Related content: CVs ; Slideshare presentation


“I’m a scientist! [Don’t] Get me out of here!”

Do you experience procrastination when it comes to making decisions about your next career move? Are you avoiding doing anything practical about addressing your future career? Perhaps you are even feeling fearful of the prospect of moving out of academia.

If this is the case, rest assured that you are not alone. It is well recognised in the careers advisory business that the process of decision making and career transition tends to be a ‘slow burner’. People need time to come to terms with the prospect of leaving a job which, to all intents and purposes, has become their identity.

How many of you have responded to questions like: “What do you do?” or “Tell me about yourself” with “I’m a scientist” or “I’m a researcher”? Many former researchers still include their scientific background or refer to it years after they have moved on to non-research careers. In fact, I even do it myself to some degree, retaining part of my former biologist identity through working for a biological organisation and focussing on research bioscientists as my major client group.

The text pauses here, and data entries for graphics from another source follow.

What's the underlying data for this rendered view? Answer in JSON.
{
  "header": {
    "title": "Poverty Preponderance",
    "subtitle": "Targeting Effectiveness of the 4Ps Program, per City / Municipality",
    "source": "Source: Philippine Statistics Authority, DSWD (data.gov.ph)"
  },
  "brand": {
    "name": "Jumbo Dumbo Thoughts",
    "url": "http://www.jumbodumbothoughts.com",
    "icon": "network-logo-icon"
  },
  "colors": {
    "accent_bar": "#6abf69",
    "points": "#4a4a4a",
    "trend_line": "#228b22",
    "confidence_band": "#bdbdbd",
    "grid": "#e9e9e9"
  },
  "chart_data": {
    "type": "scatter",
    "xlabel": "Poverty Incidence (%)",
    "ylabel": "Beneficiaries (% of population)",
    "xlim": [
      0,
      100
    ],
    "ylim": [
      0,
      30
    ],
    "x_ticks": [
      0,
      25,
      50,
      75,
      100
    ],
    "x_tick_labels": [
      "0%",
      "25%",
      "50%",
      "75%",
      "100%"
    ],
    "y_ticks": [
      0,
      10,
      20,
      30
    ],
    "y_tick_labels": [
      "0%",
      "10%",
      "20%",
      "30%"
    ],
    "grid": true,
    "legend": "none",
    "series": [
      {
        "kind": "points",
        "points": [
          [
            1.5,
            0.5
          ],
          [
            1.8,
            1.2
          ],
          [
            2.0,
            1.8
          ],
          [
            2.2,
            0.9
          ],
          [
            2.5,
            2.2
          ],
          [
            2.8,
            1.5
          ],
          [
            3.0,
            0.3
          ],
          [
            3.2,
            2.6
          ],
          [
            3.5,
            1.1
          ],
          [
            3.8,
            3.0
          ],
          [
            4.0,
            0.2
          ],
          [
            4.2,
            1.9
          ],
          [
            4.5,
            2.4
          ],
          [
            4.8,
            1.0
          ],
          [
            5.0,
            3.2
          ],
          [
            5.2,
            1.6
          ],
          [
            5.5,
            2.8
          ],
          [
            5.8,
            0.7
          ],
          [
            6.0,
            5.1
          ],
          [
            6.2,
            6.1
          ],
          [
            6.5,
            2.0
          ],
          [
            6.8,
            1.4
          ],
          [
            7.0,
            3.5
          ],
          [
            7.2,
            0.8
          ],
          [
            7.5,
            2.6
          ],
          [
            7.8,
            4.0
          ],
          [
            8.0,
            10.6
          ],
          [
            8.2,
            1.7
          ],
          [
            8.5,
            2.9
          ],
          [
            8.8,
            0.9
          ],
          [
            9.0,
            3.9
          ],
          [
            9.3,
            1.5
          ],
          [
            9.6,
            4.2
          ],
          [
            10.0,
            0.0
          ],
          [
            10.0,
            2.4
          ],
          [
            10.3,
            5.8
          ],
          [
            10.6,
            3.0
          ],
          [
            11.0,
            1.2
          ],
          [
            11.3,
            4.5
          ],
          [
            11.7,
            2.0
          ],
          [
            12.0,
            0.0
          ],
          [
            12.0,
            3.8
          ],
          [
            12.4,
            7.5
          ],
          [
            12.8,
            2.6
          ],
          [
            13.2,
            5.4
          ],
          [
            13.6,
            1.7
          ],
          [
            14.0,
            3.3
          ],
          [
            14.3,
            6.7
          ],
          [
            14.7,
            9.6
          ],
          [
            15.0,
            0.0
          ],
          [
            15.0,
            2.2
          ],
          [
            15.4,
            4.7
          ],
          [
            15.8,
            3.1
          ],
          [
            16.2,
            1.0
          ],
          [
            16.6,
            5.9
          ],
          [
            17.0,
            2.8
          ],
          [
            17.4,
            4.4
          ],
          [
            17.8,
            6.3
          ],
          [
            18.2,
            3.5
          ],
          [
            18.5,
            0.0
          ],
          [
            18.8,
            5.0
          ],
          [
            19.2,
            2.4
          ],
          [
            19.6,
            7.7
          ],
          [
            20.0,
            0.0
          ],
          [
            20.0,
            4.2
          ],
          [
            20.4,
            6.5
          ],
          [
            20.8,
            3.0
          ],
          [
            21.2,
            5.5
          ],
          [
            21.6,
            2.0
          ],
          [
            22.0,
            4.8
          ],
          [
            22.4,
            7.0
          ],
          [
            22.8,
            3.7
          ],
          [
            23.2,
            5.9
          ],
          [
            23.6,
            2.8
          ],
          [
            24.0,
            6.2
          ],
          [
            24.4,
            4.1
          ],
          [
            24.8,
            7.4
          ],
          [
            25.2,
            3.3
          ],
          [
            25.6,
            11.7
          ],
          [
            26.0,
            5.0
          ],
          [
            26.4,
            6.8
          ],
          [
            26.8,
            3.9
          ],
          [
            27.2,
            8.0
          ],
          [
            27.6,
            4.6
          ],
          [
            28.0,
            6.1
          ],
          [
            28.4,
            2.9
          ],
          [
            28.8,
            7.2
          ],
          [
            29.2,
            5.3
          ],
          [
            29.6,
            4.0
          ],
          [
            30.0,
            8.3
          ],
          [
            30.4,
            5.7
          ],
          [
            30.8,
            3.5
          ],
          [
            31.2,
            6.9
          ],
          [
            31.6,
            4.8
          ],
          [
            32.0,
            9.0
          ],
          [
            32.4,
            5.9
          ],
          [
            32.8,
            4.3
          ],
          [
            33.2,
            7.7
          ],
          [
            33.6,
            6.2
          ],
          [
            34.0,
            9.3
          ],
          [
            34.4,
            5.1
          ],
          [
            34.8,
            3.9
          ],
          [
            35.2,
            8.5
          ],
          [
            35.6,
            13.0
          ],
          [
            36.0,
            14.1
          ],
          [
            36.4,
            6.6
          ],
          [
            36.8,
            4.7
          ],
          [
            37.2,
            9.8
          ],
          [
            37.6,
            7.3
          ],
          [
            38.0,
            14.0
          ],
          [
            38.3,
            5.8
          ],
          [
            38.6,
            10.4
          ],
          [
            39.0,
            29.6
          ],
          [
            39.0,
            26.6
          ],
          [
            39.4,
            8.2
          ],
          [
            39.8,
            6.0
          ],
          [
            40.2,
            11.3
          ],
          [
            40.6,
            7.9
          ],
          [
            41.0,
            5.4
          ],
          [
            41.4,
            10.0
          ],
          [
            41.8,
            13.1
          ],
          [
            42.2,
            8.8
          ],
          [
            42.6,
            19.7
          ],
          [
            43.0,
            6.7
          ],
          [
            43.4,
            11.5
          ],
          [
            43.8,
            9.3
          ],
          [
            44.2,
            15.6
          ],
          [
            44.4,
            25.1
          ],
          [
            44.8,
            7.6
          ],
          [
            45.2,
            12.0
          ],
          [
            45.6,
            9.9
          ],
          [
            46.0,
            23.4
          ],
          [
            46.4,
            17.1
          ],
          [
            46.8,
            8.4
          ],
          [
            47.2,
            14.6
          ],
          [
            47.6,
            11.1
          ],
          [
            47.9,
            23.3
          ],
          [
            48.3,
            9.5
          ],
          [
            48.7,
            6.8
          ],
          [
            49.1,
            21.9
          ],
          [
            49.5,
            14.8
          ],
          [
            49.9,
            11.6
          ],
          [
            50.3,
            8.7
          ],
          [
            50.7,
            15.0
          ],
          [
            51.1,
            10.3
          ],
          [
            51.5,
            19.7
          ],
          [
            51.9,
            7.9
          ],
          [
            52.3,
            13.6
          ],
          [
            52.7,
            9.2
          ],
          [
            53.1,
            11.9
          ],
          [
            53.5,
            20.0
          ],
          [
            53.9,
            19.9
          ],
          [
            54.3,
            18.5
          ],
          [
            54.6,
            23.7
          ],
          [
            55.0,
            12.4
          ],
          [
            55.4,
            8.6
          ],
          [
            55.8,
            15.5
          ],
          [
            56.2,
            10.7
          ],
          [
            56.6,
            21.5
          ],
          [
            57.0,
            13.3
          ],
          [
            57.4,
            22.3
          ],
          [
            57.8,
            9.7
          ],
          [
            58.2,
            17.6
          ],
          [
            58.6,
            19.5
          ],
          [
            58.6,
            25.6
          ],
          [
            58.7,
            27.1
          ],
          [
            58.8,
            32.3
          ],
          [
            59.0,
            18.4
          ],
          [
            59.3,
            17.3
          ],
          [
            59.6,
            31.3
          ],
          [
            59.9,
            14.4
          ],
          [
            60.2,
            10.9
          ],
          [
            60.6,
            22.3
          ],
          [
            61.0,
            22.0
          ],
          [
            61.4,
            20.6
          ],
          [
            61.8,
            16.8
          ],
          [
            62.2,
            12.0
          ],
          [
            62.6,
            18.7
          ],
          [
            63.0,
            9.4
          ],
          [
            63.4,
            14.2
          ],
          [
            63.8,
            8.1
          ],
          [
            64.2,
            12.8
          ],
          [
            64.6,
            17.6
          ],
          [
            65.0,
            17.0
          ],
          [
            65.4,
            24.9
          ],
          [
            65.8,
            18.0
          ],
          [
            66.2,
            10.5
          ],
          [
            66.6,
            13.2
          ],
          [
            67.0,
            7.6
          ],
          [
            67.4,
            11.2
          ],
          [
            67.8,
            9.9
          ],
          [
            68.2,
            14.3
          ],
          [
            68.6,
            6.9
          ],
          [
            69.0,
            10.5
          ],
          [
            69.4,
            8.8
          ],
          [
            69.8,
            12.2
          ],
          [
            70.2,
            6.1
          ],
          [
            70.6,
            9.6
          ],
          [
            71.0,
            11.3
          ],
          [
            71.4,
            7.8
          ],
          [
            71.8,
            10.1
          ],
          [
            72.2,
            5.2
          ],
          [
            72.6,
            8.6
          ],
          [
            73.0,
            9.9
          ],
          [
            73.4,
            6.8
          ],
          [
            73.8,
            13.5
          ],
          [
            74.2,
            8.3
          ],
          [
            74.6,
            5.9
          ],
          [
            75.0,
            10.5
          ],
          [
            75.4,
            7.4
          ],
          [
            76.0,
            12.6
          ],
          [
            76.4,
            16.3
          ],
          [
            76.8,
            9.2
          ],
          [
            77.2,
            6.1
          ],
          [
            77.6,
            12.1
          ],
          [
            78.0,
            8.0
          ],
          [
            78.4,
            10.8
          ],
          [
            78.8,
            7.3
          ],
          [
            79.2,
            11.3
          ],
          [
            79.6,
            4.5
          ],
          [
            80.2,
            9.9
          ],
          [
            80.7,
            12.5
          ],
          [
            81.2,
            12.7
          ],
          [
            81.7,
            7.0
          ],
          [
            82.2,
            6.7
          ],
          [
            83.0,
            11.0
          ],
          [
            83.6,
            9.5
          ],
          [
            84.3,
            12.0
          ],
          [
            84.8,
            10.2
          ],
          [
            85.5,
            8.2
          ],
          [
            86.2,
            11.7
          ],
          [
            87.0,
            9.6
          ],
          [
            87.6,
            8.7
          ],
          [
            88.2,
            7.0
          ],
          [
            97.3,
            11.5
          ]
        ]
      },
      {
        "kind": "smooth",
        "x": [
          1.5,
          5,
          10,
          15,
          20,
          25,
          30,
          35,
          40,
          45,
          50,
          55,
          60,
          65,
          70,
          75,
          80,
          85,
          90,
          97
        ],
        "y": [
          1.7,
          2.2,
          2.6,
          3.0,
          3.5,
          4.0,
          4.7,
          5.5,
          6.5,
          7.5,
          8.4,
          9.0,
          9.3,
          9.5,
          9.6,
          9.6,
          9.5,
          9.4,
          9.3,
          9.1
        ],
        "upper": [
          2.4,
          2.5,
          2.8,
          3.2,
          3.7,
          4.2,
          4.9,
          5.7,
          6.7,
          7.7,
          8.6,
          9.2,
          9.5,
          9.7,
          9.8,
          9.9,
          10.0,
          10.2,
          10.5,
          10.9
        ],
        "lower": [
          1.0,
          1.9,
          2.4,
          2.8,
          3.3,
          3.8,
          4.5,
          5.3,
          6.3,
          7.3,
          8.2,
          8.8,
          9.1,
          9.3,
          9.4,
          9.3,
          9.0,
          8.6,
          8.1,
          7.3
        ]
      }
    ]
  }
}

slow burnerFor those researchers who regard the prospect of moving out of academia stressful, and even unimaginable, I came across the following career theory recently, which may be helpful in demonstrating recognised processes that we all go through when faced with the prospect of taking on a new career and, by association, a new career identity. The theory of identity development, proposed by James Marcia in 1996, describes how our commitment to a new identity can influence our motivation to explore and accept new career possibilities. Although his theory is aimed at adolescents choosing their initial careers, it is relevant to researchers who, in moving out of academia, will need to accept a changed career identity and start to come to terms with a new work role. Marcia identified four stages in this process where we move from low commitment through to high commitment and how this ultimately results in identity achievement so that we are motivated to explore new career options (see Figure).

On a scale of 1 – 10, how committed are you to your identity as an academic research scientist? To what extent are you investigating other career options? How ready are you to make a transition into a new career or work environment? What could you do to ease the process? Professional careers advisers, like myself, can help individuals to reflect on and manage their careers (whilst helping each other with our own careers too!). But it is a gradual process – a slow burner. So if you’re currently procrastinating and hesitating about your next career move, take heart in the knowledge that your actions (or lack of them) is normal behaviour in this situation. However, take heed of the fact that even if your commitment is low, exploring and addressing your career in one way or another, thinking about and testing out new possibilities as well as seeking support should help to start to ease you through the process.